IEnumerable and IEnumerator

.NET has a range of keywords that execute iteration over an enumerator of some kind. These are just structures that like an iterator that support passing out a collection of objects one at a time. For example an int[] type is compatible and words as an enumerator passing one value at a time time foreach procedure to be output.

int[] arr = {1, 1, 2, 3, 5}
foreach(int i in arr)
{
  Console.WriteLine(i); // => 1, 1, 2, 3, 5
}

IEnumerable

You can define your own iteratble structures in C# using the IEnumerable and IEnumerator interfaces. Sometimes you can do this by implementing an enumerator directly on your class with a custom iteration schema, but often you will just want to use IEnumerable as access for a private iterable property of your class.

This is useful because it allows you to directly use iteration on an instance of class and define a custom interface for how that interation takes place.

// NotEnumerable.cs
public class NotEnumerable
{
  public int[] arr { get; }
  public NotEnumerable()
  {
    arr = int[] {1, 2, 3, 4, 5}
  }
}

Otherwise you have to access the enumerable object within a class and iterate over that instead.

// Program.cs
var ne = new NotEnumerable();
foreach(int i in ne.arr)
{
  // do something with contents of arr
}

The IEnumerable interface is used to define a structure that supports enumeration with IEnumerator. The IEnumerable interface contains a single method signature GetEnumerator that returns an IEnumerator which contains the methods that actually support enumeration. This the method that enumeration procedures like foreach check for, before iterating through a collection.

public interface IEnumerable
{
  IEnumerator GetEnumerator();
}

To implement IEnumerable on a class you can return the enumerable result of GetEnumerator on the enumerable structure within the class when implementing the IEnumerable interface.

public class IsEnumerable : IEnumerable
{
  private int[] arr;
  public IsEnumerable()
  {
    arr = int[] {1, 2, 3, 4, 5}
  }
  public IEnumerator GetEnumerator()
  {
    return arr.GetEnumerator();
  }
}

Now, when you use your class that implements IEnumerable with a foreach or other iterator procedure it will return the enumeration for a structure within the class AND the internal collection can remain private, as in the example above.

For classes that implement IEnumerator within a custom enumeration you can use IEnumerable to return itself cast to IEnumerator which will give the iteration procedure calling it access to the custom defined enumeration methods.

// NOT RECOMMENDED
public class MyEnumerator : IEnumerable, IEnumerator
{
  // -- implementation for custom enumerator here --
  public IEnumerator GetEnumerator()
  {
    // cast this to IEnumerator and return it
    return (IEnumerator) this;
  }
}

This is, however, not recommended, you should separate your IEnumerable and IEnumerator classes and ideally createa a new instance of the IEnumerator whenever enumeration is required. The example below shows an IEnumerable implementation that just returns a new hardcoded array of data, however, this could be dynamic using custom IEnumerators, the important thing is that it creates a new instance to return to any iterators.

public class MyEnumerable : IEnumerable
{
  public IEnumerator GetEnumerator()
  {
    return new int[] {1, 2, 3, 4, 5};
  }
}

IEnumerator

You can define your own enumerators using the IEnumerator interface. The signature for this interface uses two methods, MoveNext and Reset, and a property called Current.
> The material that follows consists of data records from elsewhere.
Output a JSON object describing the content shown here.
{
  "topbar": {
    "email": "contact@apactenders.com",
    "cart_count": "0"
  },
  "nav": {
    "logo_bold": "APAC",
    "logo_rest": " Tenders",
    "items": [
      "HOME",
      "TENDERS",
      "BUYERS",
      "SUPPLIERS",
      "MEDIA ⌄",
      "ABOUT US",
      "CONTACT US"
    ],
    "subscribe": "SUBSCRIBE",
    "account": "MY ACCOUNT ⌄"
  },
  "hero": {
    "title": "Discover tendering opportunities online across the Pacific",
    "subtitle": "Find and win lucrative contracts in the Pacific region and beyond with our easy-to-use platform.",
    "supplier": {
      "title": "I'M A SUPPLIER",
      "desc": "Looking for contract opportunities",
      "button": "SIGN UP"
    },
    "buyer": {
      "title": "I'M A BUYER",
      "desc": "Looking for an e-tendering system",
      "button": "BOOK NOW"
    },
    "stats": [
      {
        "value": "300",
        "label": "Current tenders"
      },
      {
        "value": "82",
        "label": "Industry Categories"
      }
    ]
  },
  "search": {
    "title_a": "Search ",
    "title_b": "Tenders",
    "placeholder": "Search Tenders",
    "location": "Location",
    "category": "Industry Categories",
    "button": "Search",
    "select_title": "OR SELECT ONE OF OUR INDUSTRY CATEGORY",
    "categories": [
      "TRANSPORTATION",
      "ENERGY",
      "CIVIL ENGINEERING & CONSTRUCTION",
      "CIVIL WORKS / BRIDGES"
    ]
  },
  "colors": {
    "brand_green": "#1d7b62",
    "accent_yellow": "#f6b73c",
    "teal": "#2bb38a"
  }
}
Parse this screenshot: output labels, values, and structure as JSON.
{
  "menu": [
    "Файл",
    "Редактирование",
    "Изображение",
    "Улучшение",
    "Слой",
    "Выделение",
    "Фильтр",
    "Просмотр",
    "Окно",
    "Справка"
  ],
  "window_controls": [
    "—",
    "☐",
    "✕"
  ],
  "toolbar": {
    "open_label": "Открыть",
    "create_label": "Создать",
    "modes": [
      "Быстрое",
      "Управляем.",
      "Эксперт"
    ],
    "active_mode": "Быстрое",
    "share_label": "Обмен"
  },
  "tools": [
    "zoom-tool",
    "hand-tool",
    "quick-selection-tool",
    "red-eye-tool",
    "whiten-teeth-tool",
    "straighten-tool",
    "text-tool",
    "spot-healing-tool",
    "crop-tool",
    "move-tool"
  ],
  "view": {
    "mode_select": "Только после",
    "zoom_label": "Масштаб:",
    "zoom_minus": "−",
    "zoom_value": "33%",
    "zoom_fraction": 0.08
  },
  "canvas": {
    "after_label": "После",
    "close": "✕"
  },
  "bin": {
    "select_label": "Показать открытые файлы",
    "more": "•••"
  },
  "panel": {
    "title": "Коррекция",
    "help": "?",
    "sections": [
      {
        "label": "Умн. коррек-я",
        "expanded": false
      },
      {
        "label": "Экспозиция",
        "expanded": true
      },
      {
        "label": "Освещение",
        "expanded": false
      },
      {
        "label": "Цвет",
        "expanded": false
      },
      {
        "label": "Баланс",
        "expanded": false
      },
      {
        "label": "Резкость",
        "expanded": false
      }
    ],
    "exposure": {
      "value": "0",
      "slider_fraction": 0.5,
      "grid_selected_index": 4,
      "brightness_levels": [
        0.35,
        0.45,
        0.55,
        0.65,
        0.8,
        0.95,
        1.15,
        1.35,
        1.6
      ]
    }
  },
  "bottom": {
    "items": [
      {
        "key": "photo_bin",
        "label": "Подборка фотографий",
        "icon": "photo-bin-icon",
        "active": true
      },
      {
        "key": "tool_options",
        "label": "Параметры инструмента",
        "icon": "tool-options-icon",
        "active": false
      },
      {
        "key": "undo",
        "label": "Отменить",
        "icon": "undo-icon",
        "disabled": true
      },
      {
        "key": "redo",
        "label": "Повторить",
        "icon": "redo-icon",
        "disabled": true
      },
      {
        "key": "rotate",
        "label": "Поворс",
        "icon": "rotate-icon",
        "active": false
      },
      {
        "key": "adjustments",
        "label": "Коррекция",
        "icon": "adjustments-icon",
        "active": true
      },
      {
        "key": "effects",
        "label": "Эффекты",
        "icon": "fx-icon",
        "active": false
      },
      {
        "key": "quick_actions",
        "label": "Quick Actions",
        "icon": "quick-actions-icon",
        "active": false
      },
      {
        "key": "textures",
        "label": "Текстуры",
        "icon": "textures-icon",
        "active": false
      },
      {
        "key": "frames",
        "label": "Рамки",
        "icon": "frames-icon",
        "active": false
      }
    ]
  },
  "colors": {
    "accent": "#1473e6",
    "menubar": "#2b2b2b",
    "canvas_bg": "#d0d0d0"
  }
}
public interface IEnumerator
{
  public bool MoveNext();
  public void Reset();
  public object Current; 
}

The MoveNext method changes a variable that keeps track of the index of enumeration and indicates when enumeration is finished by returning false. The MoveNext method runs before a value is retrieved during iteration therefore, whatever values MoveNext changes needs to be out of range before starting. In the example below the position variable keeps track of where iteration is and is initialized at -1 so that when MoveNext is called the first time before a retrieval it is at 0 ready to retrieve some information from the collection. The MoveNext method also returns true until the position is equal to the Length of the data collection at which point iteration ends.

int position = -1;
public bool MoveNext()
{
  position++;
  return (position < collection.Length);
}

The Reset method can describe a procedure for reseting the positional index for iteration, however, its not recommended to use it and is essential a holdover from interoperability into other language aspects. Indeed it is now required in the language spec for iterator blocks to throw an exception on Reset making the method essentially redundant. Below is a quick implementation for completeness sake.

public void Reset()
{
  position = -1;
}

The Current property returns an object. This is only ever an object type and is cast into the used type when the enumerator is consumed, for example the int specify in the foreach(int i in arr) makes this cast. The Current property then needs a get accessor which returns a value contained in the enumerator based on the current position.

public object Current
{
  get
  {
    return _values[position]
  }
}

You can also write the Current accessor as a lambda as with any other get property.

public object Current => _values[position]

IEnumerable<T>

A generic enumerable is an object that implements that IEnumerable and IEnumerate interface while also containing a specific type. For example an IEnumerable<string> will be an enumerable structure that returns strings as each item during iteration.